Die belangte Behörde setzte im Einkommensteuerbescheid 2013 vom die Einkommensteuer mit -752,00 Euro fest.
Gegen den Einkommensteuerbescheid 2013 brachte der Bf. durch seinen steuerlichen Vertreter mit Schreiben vom Beschwerde ein und wurde beantragt den Bescheid entsprechend der einzureichenden, berichtigten Einkommensteuererklärungen 2013 abzuändern.
Nachdem von der belangte Behörde am ein Mängelbehebungsauftrag erlassen wurde, reichte der Bf. durch seine steuerliche Vertretung mit Schreiben vom die Beschwerdebegründung und die berichtigte Einkommensteuererklärung 2013 inkl. Beilagen ein. Darin wurde bzgl. der Einkünfte aus Vermietung und Verpachtung ein Kursverlust iHv 55.320,42 Euro, resultierend aus der Konvertierung eines Fremdwährungskredites (2013 erfolgte eine Konvertierung des Kredits von japanischen Yen in Euro), geltend gemacht. Zusätzlich wurde dieser Verlust nunmehr bei den Einkünften aus Gewerbebetrieb ausgewiesen.

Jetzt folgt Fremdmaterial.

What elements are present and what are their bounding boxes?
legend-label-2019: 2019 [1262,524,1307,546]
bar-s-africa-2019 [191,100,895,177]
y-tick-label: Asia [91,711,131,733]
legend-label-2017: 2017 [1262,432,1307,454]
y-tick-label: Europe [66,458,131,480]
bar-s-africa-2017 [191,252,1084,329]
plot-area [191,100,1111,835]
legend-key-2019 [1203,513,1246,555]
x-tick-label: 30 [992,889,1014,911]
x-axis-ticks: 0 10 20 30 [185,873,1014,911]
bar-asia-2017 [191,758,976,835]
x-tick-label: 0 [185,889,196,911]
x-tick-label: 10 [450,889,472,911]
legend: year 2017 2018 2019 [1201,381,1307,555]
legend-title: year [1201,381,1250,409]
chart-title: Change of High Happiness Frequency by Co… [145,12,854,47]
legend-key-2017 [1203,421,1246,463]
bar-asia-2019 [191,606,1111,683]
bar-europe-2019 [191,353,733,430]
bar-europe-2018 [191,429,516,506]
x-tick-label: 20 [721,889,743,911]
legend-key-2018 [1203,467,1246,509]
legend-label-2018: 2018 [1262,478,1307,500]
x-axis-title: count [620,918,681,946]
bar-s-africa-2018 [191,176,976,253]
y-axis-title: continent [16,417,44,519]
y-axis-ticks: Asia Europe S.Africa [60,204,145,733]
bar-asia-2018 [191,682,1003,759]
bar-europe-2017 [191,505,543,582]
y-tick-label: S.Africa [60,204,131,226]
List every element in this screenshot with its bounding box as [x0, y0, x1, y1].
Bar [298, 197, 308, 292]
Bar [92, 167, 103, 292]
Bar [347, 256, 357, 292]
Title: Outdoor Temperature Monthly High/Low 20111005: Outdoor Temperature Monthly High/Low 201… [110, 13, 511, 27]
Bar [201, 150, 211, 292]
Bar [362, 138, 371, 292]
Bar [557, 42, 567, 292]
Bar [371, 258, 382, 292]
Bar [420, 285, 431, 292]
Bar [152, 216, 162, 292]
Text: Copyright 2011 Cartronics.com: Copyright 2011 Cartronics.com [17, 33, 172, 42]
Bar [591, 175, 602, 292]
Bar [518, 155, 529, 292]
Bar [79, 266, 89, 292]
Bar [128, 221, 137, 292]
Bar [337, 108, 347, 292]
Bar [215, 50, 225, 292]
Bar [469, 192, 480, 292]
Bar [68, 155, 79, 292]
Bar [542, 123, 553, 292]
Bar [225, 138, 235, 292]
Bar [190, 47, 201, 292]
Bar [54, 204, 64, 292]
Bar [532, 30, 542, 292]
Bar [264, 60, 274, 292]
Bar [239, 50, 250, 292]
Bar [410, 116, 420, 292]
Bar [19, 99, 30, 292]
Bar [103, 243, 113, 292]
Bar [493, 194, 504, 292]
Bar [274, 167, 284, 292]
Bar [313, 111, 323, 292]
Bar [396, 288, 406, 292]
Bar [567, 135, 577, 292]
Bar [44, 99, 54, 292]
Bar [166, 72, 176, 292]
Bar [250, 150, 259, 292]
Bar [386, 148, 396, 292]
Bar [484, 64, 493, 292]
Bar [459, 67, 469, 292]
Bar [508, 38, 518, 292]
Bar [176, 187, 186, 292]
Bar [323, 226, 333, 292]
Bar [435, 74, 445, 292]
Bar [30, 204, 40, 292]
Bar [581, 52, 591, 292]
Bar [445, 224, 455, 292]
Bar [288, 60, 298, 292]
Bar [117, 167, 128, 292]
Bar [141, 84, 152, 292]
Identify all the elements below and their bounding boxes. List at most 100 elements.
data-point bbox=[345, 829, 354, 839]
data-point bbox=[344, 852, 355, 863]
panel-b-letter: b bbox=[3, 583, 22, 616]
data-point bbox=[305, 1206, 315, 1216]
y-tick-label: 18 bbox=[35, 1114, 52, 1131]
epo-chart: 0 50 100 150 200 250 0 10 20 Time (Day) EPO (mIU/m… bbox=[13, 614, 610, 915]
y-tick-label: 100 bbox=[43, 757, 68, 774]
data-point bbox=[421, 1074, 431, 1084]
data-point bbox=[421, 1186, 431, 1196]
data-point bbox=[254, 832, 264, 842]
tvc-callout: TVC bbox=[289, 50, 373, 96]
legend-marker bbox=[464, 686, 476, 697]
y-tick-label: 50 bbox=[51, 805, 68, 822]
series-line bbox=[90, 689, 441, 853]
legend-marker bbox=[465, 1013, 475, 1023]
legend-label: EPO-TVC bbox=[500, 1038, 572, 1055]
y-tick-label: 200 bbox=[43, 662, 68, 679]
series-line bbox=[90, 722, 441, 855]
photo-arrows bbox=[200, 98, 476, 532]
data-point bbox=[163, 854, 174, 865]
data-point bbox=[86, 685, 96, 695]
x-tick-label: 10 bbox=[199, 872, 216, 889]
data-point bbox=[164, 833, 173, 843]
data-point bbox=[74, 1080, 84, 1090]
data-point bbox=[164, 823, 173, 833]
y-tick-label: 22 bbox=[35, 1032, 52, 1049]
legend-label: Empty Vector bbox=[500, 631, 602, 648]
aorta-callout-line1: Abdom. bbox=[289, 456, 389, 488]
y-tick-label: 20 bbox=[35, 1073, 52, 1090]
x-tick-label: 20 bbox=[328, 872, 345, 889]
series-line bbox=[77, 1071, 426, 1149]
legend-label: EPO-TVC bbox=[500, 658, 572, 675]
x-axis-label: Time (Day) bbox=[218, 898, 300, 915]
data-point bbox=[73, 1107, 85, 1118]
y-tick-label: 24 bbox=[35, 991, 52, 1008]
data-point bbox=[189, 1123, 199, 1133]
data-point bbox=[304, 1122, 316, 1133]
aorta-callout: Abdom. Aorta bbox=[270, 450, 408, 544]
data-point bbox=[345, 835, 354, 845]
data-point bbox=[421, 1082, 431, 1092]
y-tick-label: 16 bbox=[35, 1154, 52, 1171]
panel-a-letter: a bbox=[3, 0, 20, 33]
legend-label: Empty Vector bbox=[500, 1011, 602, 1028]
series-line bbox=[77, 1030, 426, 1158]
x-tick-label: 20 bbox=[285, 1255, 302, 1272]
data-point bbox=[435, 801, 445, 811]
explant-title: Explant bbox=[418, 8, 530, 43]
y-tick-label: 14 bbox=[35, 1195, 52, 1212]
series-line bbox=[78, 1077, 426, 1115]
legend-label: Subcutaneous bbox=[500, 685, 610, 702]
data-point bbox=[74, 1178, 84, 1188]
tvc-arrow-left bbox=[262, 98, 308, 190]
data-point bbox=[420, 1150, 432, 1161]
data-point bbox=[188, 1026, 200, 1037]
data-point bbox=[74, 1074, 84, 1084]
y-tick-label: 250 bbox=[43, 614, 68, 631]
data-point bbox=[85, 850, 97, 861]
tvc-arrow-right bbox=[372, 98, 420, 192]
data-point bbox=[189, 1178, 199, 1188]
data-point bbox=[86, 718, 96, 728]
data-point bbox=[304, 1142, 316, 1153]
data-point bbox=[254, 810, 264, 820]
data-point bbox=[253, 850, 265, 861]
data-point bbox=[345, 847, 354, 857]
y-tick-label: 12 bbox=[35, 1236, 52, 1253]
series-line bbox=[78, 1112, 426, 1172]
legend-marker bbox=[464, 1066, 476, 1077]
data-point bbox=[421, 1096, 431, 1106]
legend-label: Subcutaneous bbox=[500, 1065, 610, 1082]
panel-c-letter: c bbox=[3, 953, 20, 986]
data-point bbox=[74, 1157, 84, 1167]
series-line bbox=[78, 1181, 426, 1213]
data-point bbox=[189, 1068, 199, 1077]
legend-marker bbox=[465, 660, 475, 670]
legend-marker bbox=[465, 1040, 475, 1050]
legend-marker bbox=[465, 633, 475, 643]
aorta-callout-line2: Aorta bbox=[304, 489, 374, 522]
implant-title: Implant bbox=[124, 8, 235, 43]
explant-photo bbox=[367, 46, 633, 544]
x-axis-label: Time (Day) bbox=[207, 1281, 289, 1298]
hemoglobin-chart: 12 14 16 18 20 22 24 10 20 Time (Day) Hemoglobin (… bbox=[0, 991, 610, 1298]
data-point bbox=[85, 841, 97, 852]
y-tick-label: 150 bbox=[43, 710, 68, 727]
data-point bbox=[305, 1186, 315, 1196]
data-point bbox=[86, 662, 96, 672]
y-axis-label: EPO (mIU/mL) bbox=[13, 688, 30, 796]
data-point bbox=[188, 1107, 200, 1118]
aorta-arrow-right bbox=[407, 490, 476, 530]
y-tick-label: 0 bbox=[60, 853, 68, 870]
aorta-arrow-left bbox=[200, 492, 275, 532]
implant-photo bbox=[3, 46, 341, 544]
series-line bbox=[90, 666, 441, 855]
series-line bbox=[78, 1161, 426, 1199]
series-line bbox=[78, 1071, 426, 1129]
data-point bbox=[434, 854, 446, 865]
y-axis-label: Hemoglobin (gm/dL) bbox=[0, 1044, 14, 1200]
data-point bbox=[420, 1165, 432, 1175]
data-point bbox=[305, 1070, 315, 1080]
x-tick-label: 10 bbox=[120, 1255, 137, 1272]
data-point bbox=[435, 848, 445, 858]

Während des laufenden Rechtsmittelverfahrens verstarb der Bf. am .
Die belangte Behörde erließ am eine abweisende Beschwerdevorentscheidung und führte zur Begründung aus: Die Betriebsaufgabe betreffend die Einkünfte aus Gewerbebetrieb sei im Jahr 2009 erfolgt. Das betriebliche Vermögen sei in das Privatvermögen übernommen worden und daraus wurde bzw. werde ab dem Jahr 2009 Einkünfte aus Vermietung und Verpachtung erzielt.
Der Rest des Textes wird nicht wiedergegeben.